Children fled bombed-out group homes and boarding schools when Russian forces surrounded the Ukrainian city of Mariupol last spring. After being separated from their families, they headed west, following friends or strangers in search of the relative safety of central Ukraine.
Instead, according to interviews by the kids, witnesses, and family members, pro-Russian forces intercepted them at checkpoints surrounding the city. Authorities put them on buses and sent them further into territory controlled by Russia.
Anya, 14, who left a Mariupol home for tuberculosis patients and is now with a foster family close to Moscow, stated, “I didn’t want to go. But no one questioned me”.
She claimed that she abandoned a sketchbook that contained her mother’s phone number in her haste to escape. She was only able to recall the first three digits.
The transfer of thousands of Ukrainian youngsters to Russia for adoption and citizenship has been proclaimed by Russian authorities with patriotic fanfare since Russia’s invasion of Ukraine started in late February. On state-run media, authorities present newcomers with teddy bears while they are shown as abandoned children being rescued from battle.

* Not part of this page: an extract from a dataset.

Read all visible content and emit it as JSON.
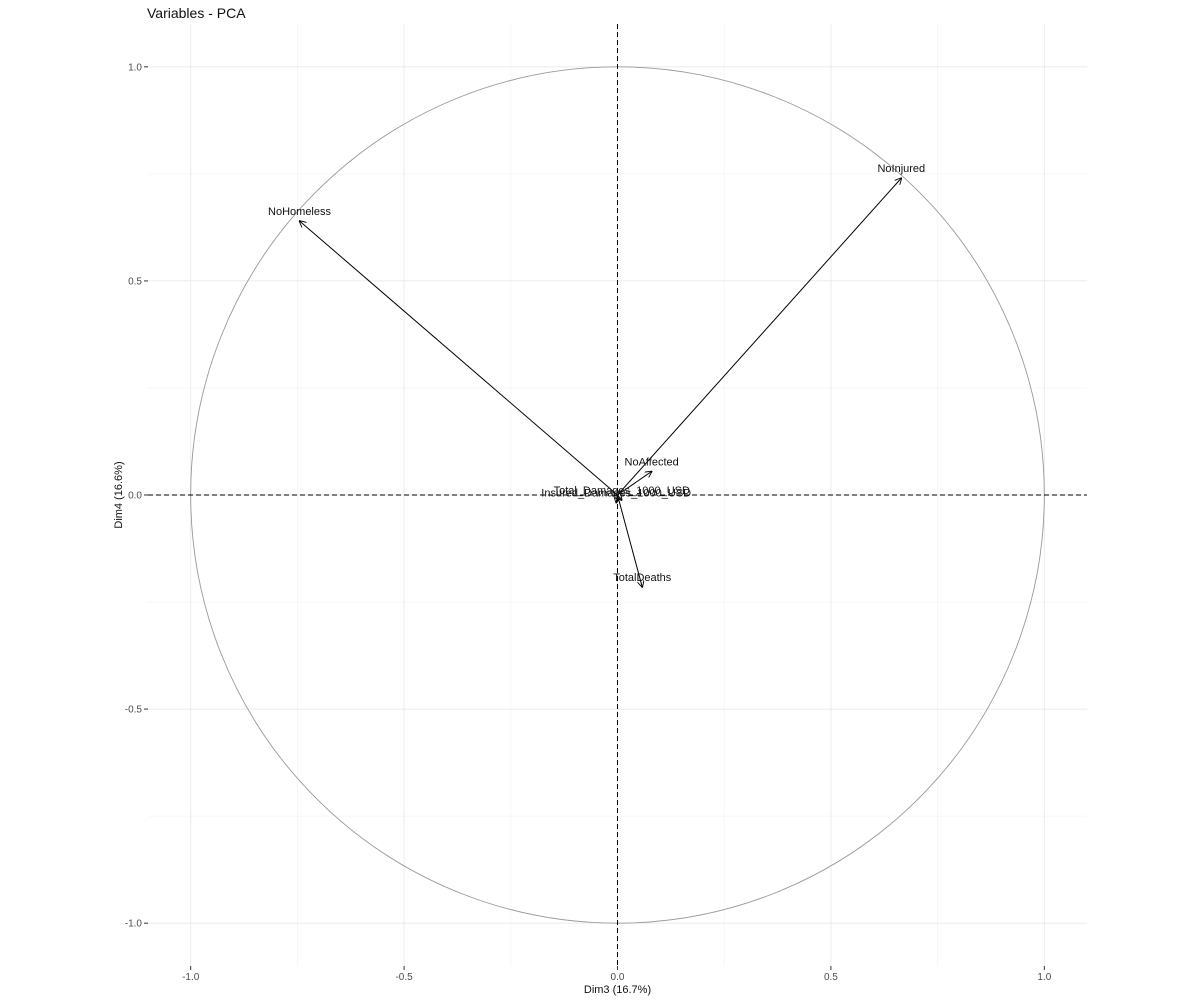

Regardless of whether the children were orphans, the mass transfer of them could constitute a war crime. According to conversations with kids and families on both sides of the border, although many of the kids did come from orphanages and group homes, officials also took kids whose guardians or relatives wanted them back.
Children like Anya who were escaping recently captured territory were swept up when Russian troops advanced into Ukraine. Local Ukrainian officials claim that several were seized after their parents were murdered or detained by Russian soldiers.

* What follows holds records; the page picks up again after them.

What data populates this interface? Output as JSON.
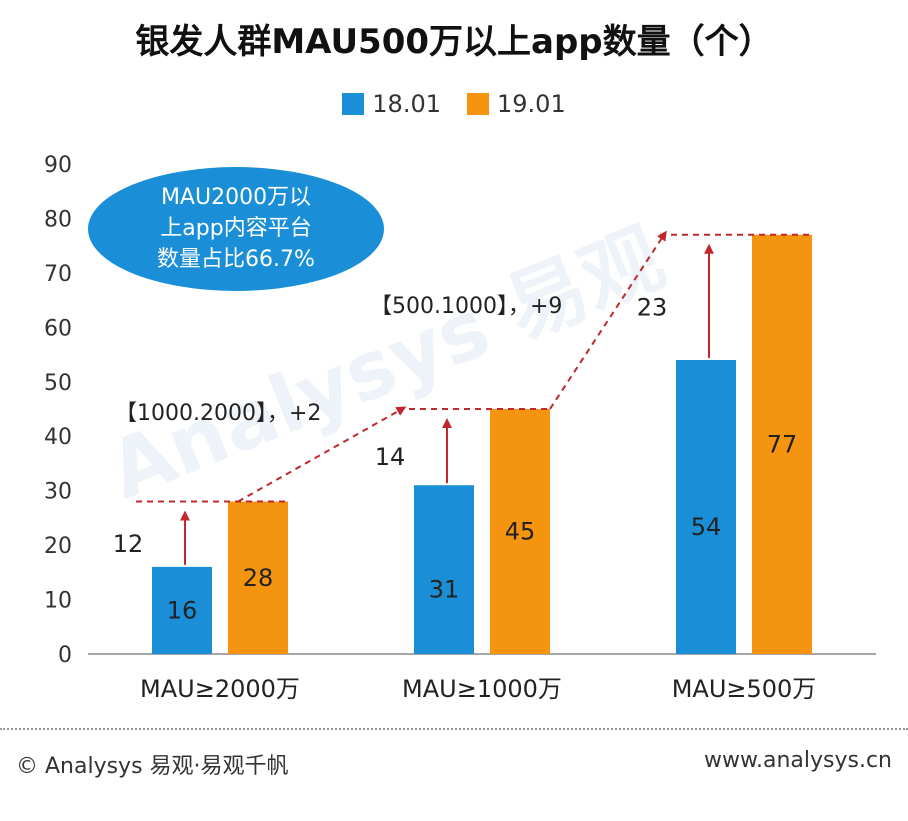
{
  "chart_data": {
    "type": "bar",
    "title": "银发人群MAU500万以上app数量（个）",
    "categories": [
      "MAU≥2000万",
      "MAU≥1000万",
      "MAU≥500万"
    ],
    "series": [
      {
        "name": "18.01",
        "values": [
          16,
          31,
          54
        ],
        "color": "#1a8fd8",
        "label_color": "#222222"
      },
      {
        "name": "19.01",
        "values": [
          28,
          45,
          77
        ],
        "color": "#f5950f",
        "label_color": "#222222"
      }
    ],
    "increments": [
      12,
      14,
      23
    ],
    "ylim": [
      0,
      90
    ],
    "yticks": [
      0,
      10,
      20,
      30,
      40,
      50,
      60,
      70,
      80,
      90
    ],
    "legend_position": "top-center",
    "annotations": [
      {
        "text": "【1000.2000】，+2"
      },
      {
        "text": "【500.1000】，+9"
      }
    ],
    "callout": {
      "lines": [
        "MAU2000万以",
        "上app内容平台",
        "数量占比66.7%"
      ],
      "color": "#1a8fd8"
    }
  },
  "footer": {
    "left": "© Analysys 易观·易观千帆",
    "right": "www.analysys.cn"
  },
  "watermark": "Analysys 易观",
  "colors": {
    "arrow": "#c0282d",
    "axis": "#888888"
  }
}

Vladimir Putin, the president of Russia, is systematically resettling people as part of a larger effort to treat Ukraine as a part of his country and present his illegitimate invasion as a worthy cause. His government has utilized kids, particularly sick, underprivileged, and orphaned ones, in a drive to portray Russia as a humanitarian savior.
Ivan Matkovsky, 16, claimed that after escaping a government boarding school in Mariupol and getting diverted at a Russian checkpoint, he too wound up at a Donetsk hospital.

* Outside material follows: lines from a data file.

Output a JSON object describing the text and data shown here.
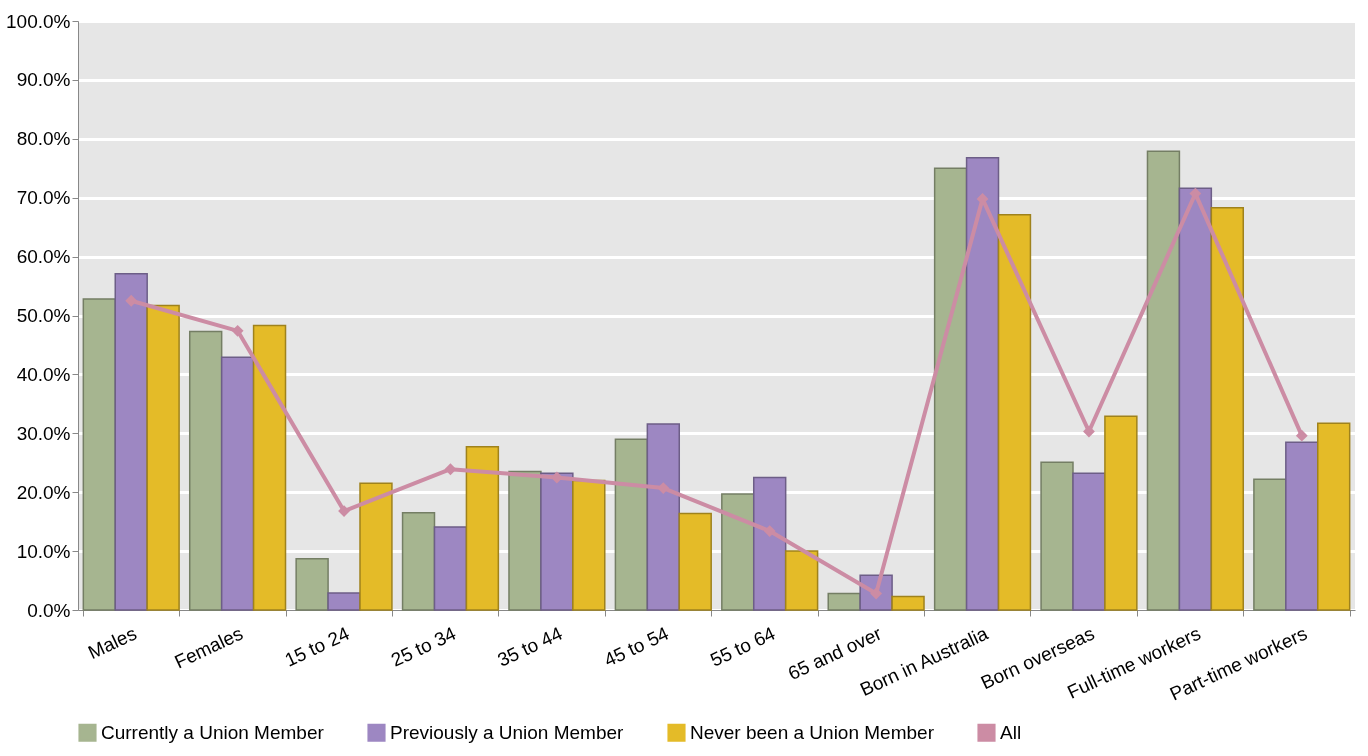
{
  "chart_data": {
    "type": "bar",
    "categories": [
      "Males",
      "Females",
      "15 to 24",
      "25 to 34",
      "35 to 44",
      "45 to 54",
      "55 to 64",
      "65 and over",
      "Born in Australia",
      "Born overseas",
      "Full-time workers",
      "Part-time workers"
    ],
    "series": [
      {
        "name": "Currently a Union Member",
        "color": "#a6b590",
        "values": [
          52.8,
          47.3,
          8.7,
          16.5,
          23.5,
          29.0,
          19.7,
          2.8,
          75.0,
          25.1,
          77.9,
          22.2
        ]
      },
      {
        "name": "Previously a Union Member",
        "color": "#9d87c2",
        "values": [
          57.1,
          42.9,
          2.9,
          14.1,
          23.2,
          31.6,
          22.5,
          5.9,
          76.8,
          23.2,
          71.6,
          28.5
        ]
      },
      {
        "name": "Never been a Union Member",
        "color": "#e4bb28",
        "values": [
          51.7,
          48.3,
          21.5,
          27.7,
          22.0,
          16.4,
          10.0,
          2.3,
          67.1,
          32.9,
          68.3,
          31.7
        ]
      },
      {
        "name": "All",
        "type": "line",
        "color": "#cc8ca4",
        "marker": "diamond",
        "values": [
          52.5,
          47.4,
          16.8,
          23.9,
          22.5,
          20.7,
          13.4,
          2.8,
          69.8,
          30.3,
          70.7,
          29.6
        ]
      }
    ],
    "ylim": [
      0,
      100
    ],
    "yticks": [
      {
        "value": 0,
        "label": "0.0%"
      },
      {
        "value": 10,
        "label": "10.0%"
      },
      {
        "value": 20,
        "label": "20.0%"
      },
      {
        "value": 30,
        "label": "30.0%"
      },
      {
        "value": 40,
        "label": "40.0%"
      },
      {
        "value": 50,
        "label": "50.0%"
      },
      {
        "value": 60,
        "label": "60.0%"
      },
      {
        "value": 70,
        "label": "70.0%"
      },
      {
        "value": 80,
        "label": "80.0%"
      },
      {
        "value": 90,
        "label": "90.0%"
      },
      {
        "value": 100,
        "label": "100.0%"
      }
    ],
    "grid": "y",
    "legend": "bottom"
  }
}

Ivan mentioned an 8-year-old boy named Nazar who had sheltered with his mother in a Mariupol theatre that had been severely damaged by airstrikes in one of the war’s most horrific massacres as one of the other kids in the hospital. He lived, but he never discovered his mother.
Similar accounts of youngsters who survived the Russian assault and wound up at adjacent hospitals were given by local authorities in Mariupol.